Building the future workforce
What is undeniable is that every business is facing a talent shortage, whether because of a lack of specific skills or simply the right volume of people in the right place at the right cost. Chief people officers I talked to during my research realise that their roles are now becoming those of talent creators, driving longer-term succession planning internally and building programmes to develop especially scarce skills within the existing employee population, rather than buying these skills at a premium on the external market.
Programmes designed to increase socio-economic diversity and opportunity are having an excellent impact, but it was seen as too small scale to really impact the longer-term outcomes for a business. There was broad agreement that the education system in the UK isn’t built to deliver the workforce of the future, and so chief people officers need to be planning for the long term to inform, educate and ultimately attract their future workforce.
Technology – a challenge and an opportunity
Finally, technology in all its forms popped up as part of my qualitative discussions. Whether investing in the technology inside a business, enabling the people function to make informed, insightful decisions, attracting technology talent to an unlikely home, or the implications of leading in a hybrid world where balancing leadership and humanity may be more difficult, all of those I spoke to identified tech as a key challenge for both the role and the wider function, playing directly to the core elements of culture and transformation that should sit at the heart of the chief people officer role.
Personally, I am looking forward to monitoring this data over time and understanding how trends continue and evolve over the next few years.
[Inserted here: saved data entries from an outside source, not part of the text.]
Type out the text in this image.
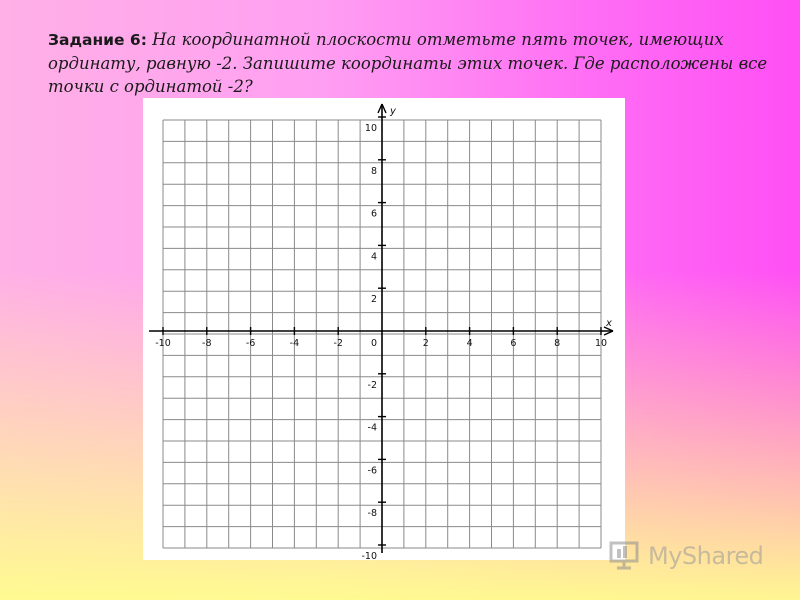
Задание 6: На координатной плоскости отметьте пять точек, имеющих ординату, равную -2. Запишите координаты этих точек. Где расположены все точки с ординатой -2?
x
y
-10	-8	-6	-4	-2	0	2	4	6	8	10
10
8
6
4
2
-2
-4
-6
-8
-10	MyShared
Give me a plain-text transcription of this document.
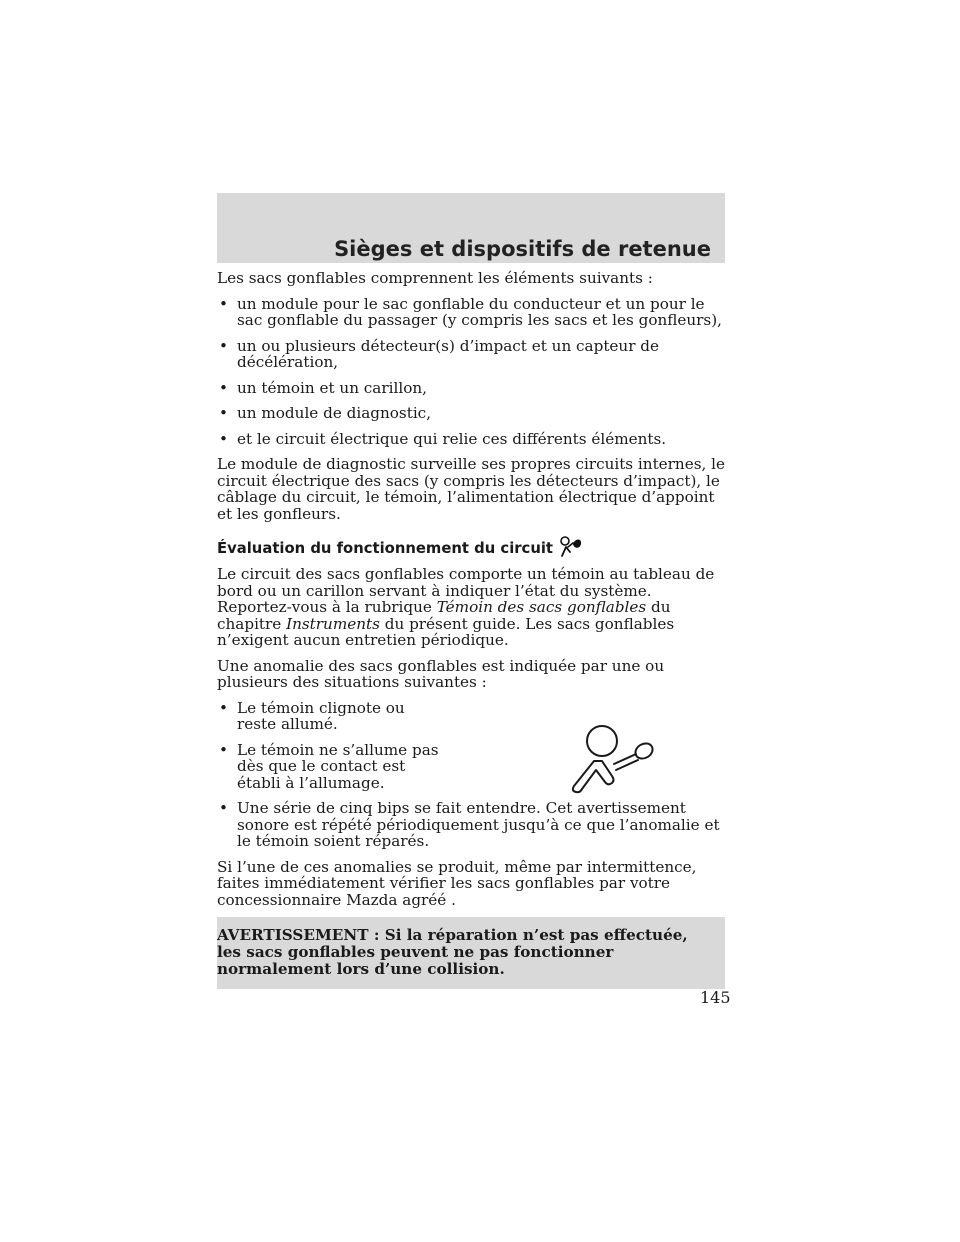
Sièges et dispositifs de retenue

Les sacs gonflables comprennent les éléments suivants :

• un module pour le sac gonflable du conducteur et un pour le sac gonflable du passager (y compris les sacs et les gonfleurs),
• un ou plusieurs détecteur(s) d’impact et un capteur de décélération,
• un témoin et un carillon,
• un module de diagnostic,
• et le circuit électrique qui relie ces différents éléments.

Le module de diagnostic surveille ses propres circuits internes, le circuit électrique des sacs (y compris les détecteurs d’impact), le câblage du circuit, le témoin, l’alimentation électrique d’appoint et les gonfleurs.

Évaluation du fonctionnement du circuit

Le circuit des sacs gonflables comporte un témoin au tableau de bord ou un carillon servant à indiquer l’état du système. Reportez-vous à la rubrique Témoin des sacs gonflables du chapitre Instruments du présent guide. Les sacs gonflables n’exigent aucun entretien périodique.

Une anomalie des sacs gonflables est indiquée par une ou plusieurs des situations suivantes :

• Le témoin clignote ou reste allumé.
• Le témoin ne s’allume pas dès que le contact est établi à l’allumage.
• Une série de cinq bips se fait entendre. Cet avertissement sonore est répété périodiquement jusqu’à ce que l’anomalie et le témoin soient réparés.

Si l’une de ces anomalies se produit, même par intermittence, faites immédiatement vérifier les sacs gonflables par votre concessionnaire Mazda agréé .

AVERTISSEMENT : Si la réparation n’est pas effectuée, les sacs gonflables peuvent ne pas fonctionner normalement lors d’une collision.
145
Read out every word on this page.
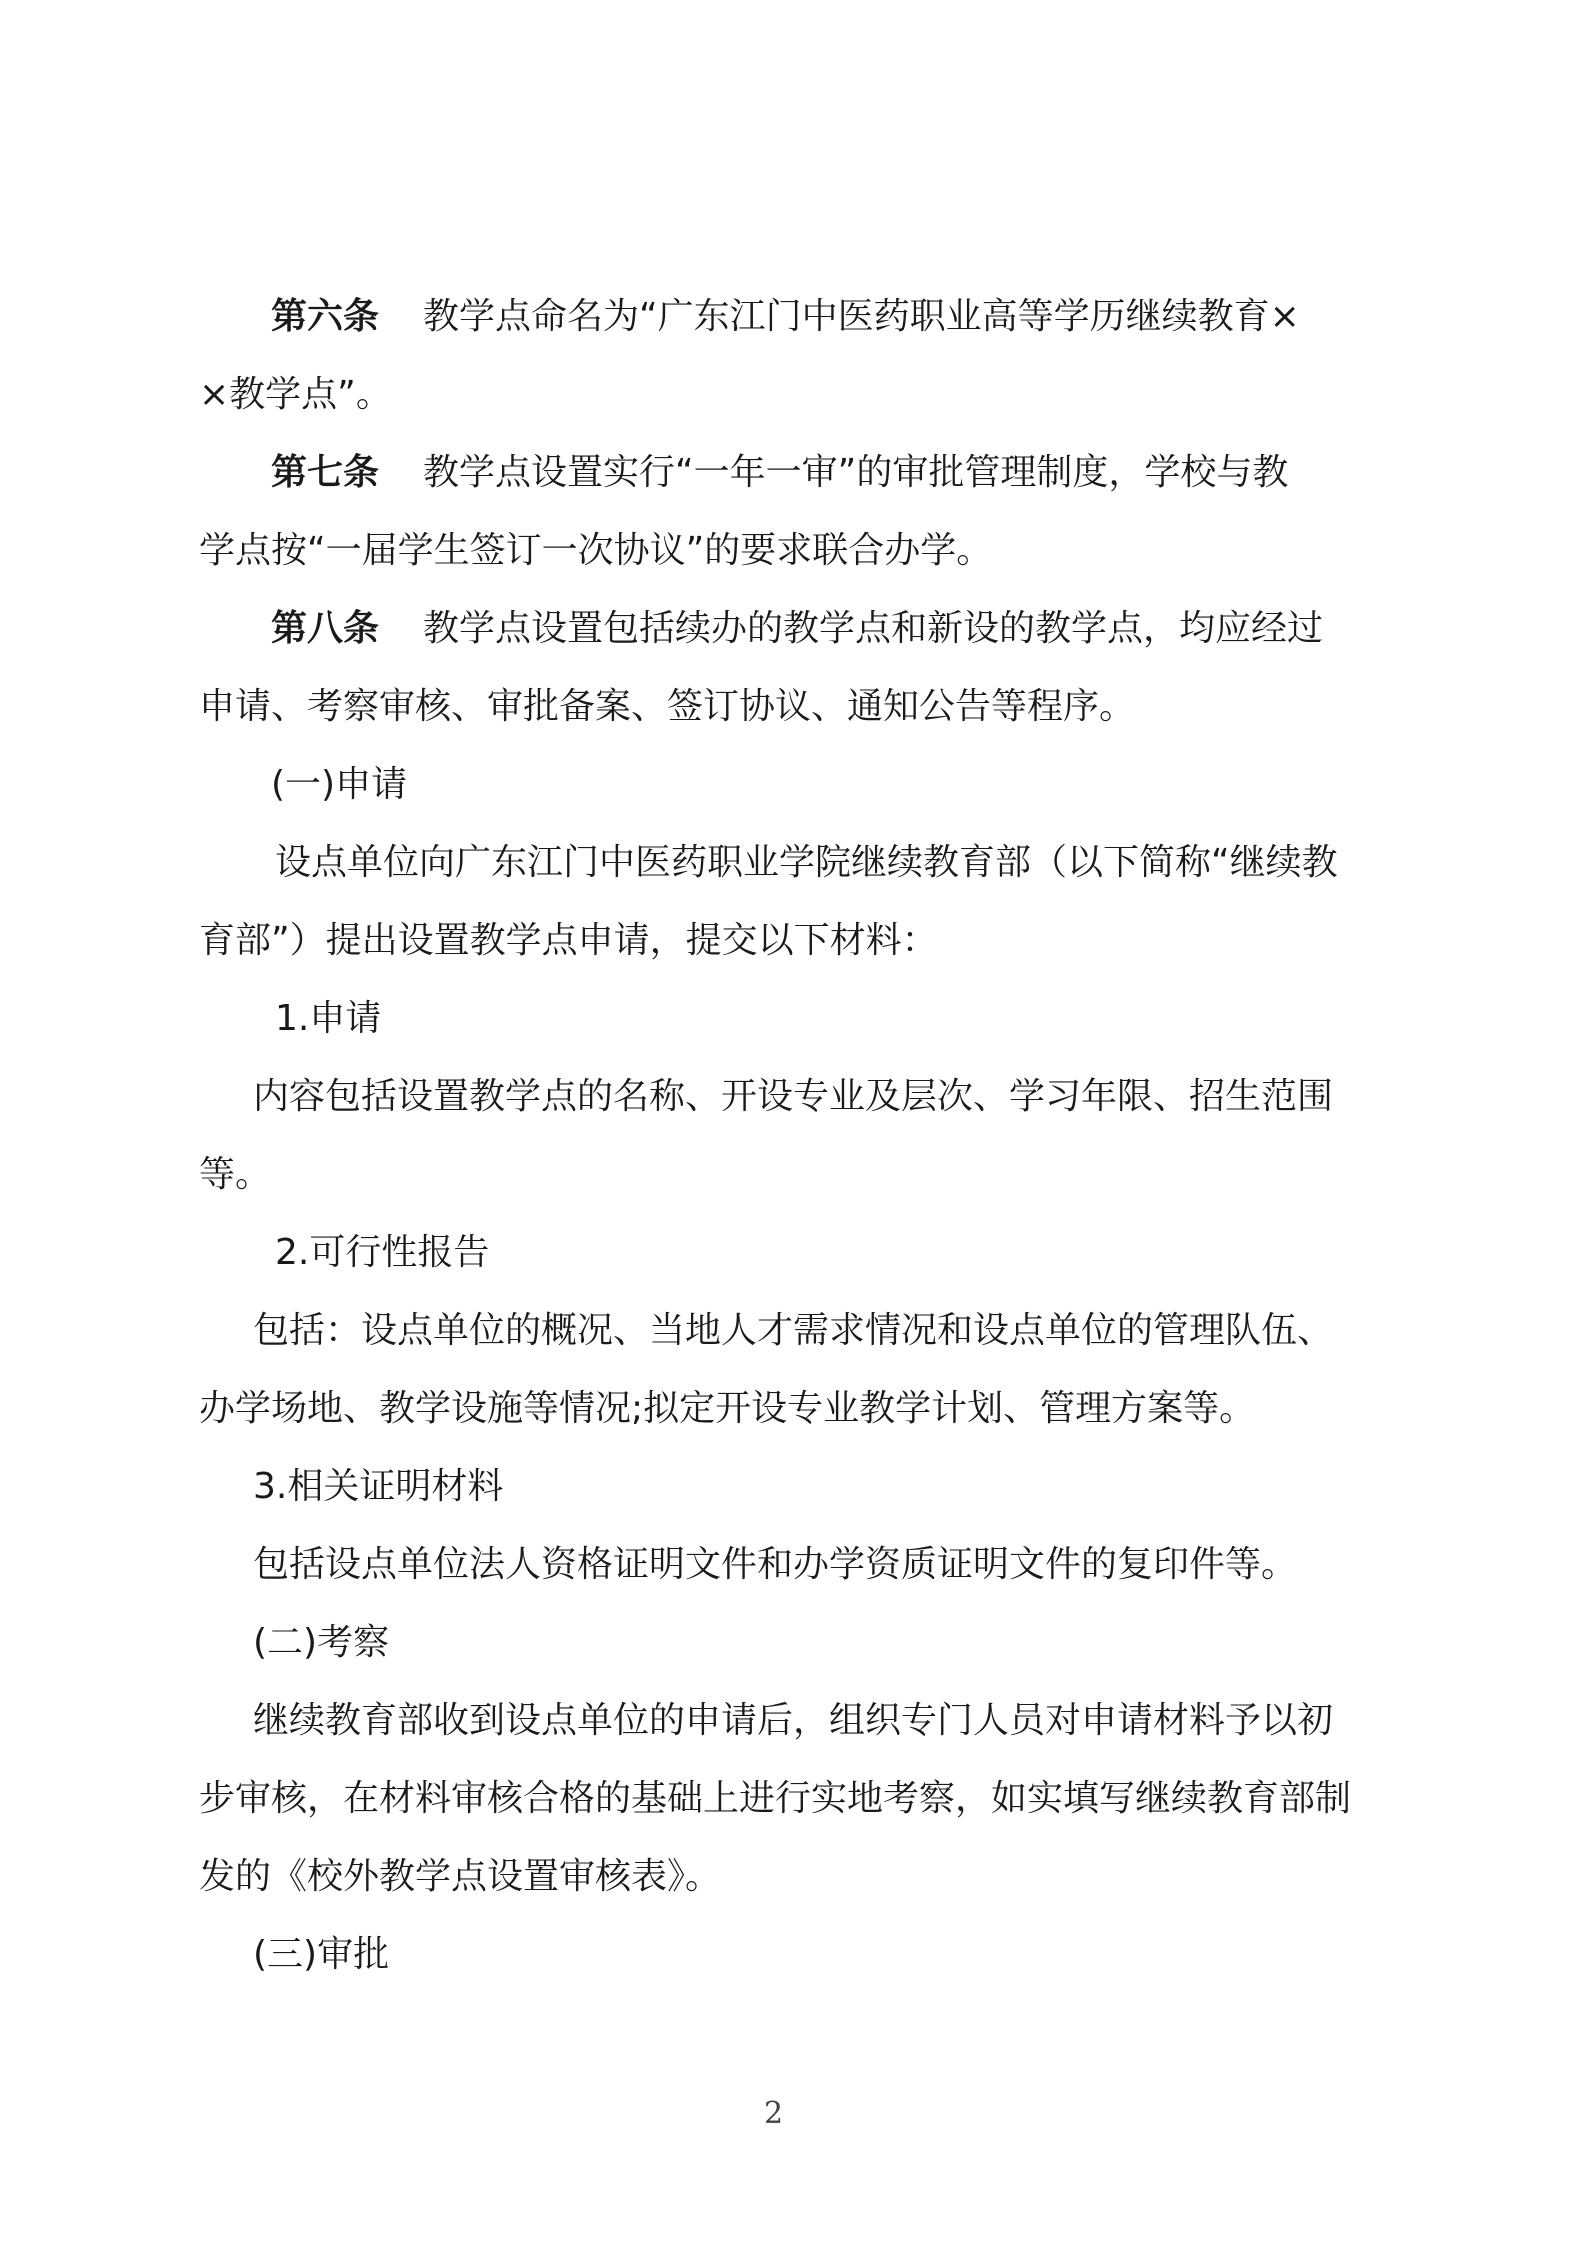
第六条 教学点命名为“广东江门中医药职业高等学历继续教育×
×教学点”。
第七条 教学点设置实行“一年一审”的审批管理制度，学校与教
学点按“一届学生签订一次协议”的要求联合办学。
第八条 教学点设置包括续办的教学点和新设的教学点，均应经过
申请、考察审核、审批备案、签订协议、通知公告等程序。
(一)申请
设点单位向广东江门中医药职业学院继续教育部（以下简称“继续教
育部”）提出设置教学点申请，提交以下材料：
1.申请
内容包括设置教学点的名称、开设专业及层次、学习年限、招生范围
等。
2.可行性报告
包括：设点单位的概况、当地人才需求情况和设点单位的管理队伍、
办学场地、教学设施等情况;拟定开设专业教学计划、管理方案等。
3.相关证明材料
包括设点单位法人资格证明文件和办学资质证明文件的复印件等。
(二)考察
继续教育部收到设点单位的申请后，组织专门人员对申请材料予以初
步审核，在材料审核合格的基础上进行实地考察，如实填写继续教育部制
发的《校外教学点设置审核表》。
(三)审批
2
From this data, we can see that there is clearly no single best way to move into a chief people officer role, and I am privileged to help individuals and businesses of all sizes, in the UK and internationally, navigate the evolving world of the people function, sourcing the best talent, with the most relevant experience, to drive organisations forward.
To read the full report, follow this link.
For the purposes of this report, the term chief people officer or chief people officer includes any and all variations of that job title, including but not limited to: chief human resources officer, group HR director, HR director or people director, and is intended to cover all executive leadership positions within the people function.